Discount Dental Plans…

Discount dental plans are not dental insurance plans. Discount dental plans provide discounts of 10% to 80% for covered dental services after you pay an annual fee. And just like dental insurance, not all dental services are covered. These plans are available to individuals and families. They can also be used along with dental insurance.

Several national insurers like Aetna and Cigna offer discount dental plans. Plans offered by major insurers usually have larger national networks of participating dentists than their smaller counterparts, who tend to have smaller regional networks of providers.

Medicare Provided Dental Coverage…

Medicare does not cover routine dental care or most dental procedures such as cleanings, fillings, tooth extractions or dentures.

Medicare Part A will pay for certain dental services that are considered medically necessary, such as a dental exam before or after organ surgery and jaw reconstruction following an accident.

Some Medicare Advantage Plans (Medicare Part C) may offer some dental insurance coverage for routine dental care. Check your plan documentation. Also, Medicare eligible patients may purchase individual dental plans from a private insurer, through AARP, or as part of a Medigap policy.

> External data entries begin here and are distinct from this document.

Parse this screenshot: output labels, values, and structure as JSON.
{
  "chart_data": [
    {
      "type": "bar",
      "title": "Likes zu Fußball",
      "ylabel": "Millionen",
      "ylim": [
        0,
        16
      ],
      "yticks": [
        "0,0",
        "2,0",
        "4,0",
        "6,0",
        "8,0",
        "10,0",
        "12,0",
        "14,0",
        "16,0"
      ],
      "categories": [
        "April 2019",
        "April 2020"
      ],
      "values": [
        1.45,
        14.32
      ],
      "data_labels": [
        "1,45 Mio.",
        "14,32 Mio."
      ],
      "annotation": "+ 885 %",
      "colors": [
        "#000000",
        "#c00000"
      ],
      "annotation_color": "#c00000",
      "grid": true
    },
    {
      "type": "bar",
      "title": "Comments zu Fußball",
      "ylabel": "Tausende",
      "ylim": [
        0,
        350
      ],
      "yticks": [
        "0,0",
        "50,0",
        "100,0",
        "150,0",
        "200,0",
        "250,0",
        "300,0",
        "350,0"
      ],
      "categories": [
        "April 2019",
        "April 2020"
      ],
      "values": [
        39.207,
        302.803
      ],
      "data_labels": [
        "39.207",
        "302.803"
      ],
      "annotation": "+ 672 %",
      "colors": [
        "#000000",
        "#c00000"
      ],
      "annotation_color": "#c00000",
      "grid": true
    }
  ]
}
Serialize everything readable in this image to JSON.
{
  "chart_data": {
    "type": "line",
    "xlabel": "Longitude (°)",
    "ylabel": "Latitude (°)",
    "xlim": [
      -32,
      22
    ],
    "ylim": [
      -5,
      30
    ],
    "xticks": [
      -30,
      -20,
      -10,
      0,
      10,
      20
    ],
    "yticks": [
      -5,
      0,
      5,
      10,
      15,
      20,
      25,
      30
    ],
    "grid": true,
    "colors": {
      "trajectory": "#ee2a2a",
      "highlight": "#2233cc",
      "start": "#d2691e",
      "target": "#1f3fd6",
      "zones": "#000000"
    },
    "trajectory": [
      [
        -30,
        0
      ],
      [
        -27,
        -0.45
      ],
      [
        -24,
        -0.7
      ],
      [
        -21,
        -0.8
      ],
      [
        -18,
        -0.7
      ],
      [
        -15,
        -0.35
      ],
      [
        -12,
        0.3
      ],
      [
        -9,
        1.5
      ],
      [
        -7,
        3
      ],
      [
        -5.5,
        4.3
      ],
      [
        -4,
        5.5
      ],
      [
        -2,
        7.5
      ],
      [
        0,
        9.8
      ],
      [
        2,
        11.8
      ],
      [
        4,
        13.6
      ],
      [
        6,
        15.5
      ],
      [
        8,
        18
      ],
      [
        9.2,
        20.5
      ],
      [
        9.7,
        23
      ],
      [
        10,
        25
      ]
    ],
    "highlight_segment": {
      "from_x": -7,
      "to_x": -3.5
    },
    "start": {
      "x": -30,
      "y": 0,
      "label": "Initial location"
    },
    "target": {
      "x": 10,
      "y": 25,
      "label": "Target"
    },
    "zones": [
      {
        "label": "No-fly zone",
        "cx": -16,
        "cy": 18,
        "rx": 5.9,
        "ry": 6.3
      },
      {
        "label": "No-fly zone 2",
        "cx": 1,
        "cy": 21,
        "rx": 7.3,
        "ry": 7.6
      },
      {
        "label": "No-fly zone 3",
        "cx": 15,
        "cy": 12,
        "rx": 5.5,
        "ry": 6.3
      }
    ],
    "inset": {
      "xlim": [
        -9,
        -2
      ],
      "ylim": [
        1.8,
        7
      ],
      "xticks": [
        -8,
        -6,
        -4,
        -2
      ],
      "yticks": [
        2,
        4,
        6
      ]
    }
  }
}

Medicaid Provided Dental Coverage…

Medicaid provides health care coverage to low income and disabled people. State Medicaid programs are required to cover dental care services for Medicaid recipients under age 21. There is no requirement to cover dental services for individuals 21 and over but some states do.

For more information about dental care services provided by Medicaid, check out these web sites.



Dental care can be expensive. Purchasing dental insurance through your employer or directly from an insurer, or purchasing a discount dental program may save you money on dental care services. Also, you may be eligible for help with dental costs through the Medicare or Medicaid programs. Explore all of your options for help with dental care costs.